I am trying to generalise the following proof in n real dimemtions:
Given a convex function $f:\mathbb{R}^n\rightarrow \mathbb{R}$, and a convex set $X\subset \mathbb{R}^n$, we will assume that the function has a locally maximum value over $X$ at $\vec{z}$ for some point in the interior of $X$. This means $\exists \varepsilon>0$, such that $\forall \vec{x}\in B_X(\vec{z}, \varepsilon),\ f(\vec{z})\ge f(\vec{x})$. Where $B_X(\vec{z}, \varepsilon)$ is a ball in $X$ of radius $\varepsilon$ centred around $\vec{z}.$\ \ Now take any two points, which are not $\vec{z}$, in this ball, and call them $\vec{x_1},\ \vec{x_2}$. We know that $f(\vec{z})\ge \max\{f(\vec{x_1}),f(\vec{x_2})\}$, WOLG we pick $f(\vec{x_1})$ to be the larger. This implies $f(\vec{z})\ge (1-t)f(\vec{x_1})+tf(\vec{x_1})\ge(1-t)f(\vec{x_1})+tf(\vec{x_2})$, for $t\in[0,1]$.

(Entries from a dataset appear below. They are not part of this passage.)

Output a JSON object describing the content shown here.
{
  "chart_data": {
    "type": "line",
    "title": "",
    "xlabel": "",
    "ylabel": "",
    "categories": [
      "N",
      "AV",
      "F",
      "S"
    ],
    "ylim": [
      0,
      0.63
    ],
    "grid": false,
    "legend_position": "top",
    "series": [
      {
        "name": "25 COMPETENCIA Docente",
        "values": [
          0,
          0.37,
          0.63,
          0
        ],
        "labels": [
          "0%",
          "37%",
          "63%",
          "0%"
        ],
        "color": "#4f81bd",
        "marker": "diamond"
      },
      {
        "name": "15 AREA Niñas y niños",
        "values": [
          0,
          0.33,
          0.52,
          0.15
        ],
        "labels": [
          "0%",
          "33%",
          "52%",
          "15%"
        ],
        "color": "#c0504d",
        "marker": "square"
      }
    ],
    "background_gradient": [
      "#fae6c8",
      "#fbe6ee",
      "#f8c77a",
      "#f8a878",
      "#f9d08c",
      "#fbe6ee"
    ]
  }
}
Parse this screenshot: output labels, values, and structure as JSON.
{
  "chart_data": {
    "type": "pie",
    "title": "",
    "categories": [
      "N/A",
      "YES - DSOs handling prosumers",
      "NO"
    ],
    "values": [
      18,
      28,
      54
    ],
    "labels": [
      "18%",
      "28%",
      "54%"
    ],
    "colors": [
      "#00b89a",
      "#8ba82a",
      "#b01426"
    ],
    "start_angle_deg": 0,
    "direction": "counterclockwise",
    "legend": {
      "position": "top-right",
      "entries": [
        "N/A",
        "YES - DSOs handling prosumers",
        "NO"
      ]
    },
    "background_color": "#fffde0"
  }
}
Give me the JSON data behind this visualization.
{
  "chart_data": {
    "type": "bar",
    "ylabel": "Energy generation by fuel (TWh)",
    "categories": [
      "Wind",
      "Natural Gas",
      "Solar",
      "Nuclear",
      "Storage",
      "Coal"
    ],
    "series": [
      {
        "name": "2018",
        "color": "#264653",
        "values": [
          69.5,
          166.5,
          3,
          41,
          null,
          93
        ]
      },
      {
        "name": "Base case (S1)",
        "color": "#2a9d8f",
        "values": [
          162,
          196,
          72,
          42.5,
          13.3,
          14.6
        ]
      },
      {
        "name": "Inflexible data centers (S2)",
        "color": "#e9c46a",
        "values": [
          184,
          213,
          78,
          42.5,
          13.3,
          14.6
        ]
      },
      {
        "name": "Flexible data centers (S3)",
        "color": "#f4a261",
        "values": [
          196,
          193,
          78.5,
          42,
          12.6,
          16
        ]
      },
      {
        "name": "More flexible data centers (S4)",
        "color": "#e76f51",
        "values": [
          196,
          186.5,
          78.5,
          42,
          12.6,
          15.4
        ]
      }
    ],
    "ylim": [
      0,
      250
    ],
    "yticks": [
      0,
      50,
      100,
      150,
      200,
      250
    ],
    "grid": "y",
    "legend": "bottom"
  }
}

However we cannot use this to disporve that $f$ is convex as $\vec{z}$ is not on the segment of $\vec{x_1}, \vec{x_2}$. Is there a way to use my argument with some modification of careful choosing of $\vec{x_1}, \vec{x_2}$, or is it better to prove this using calculus and show that a the function will continue to increase from a minimum point in the convex set?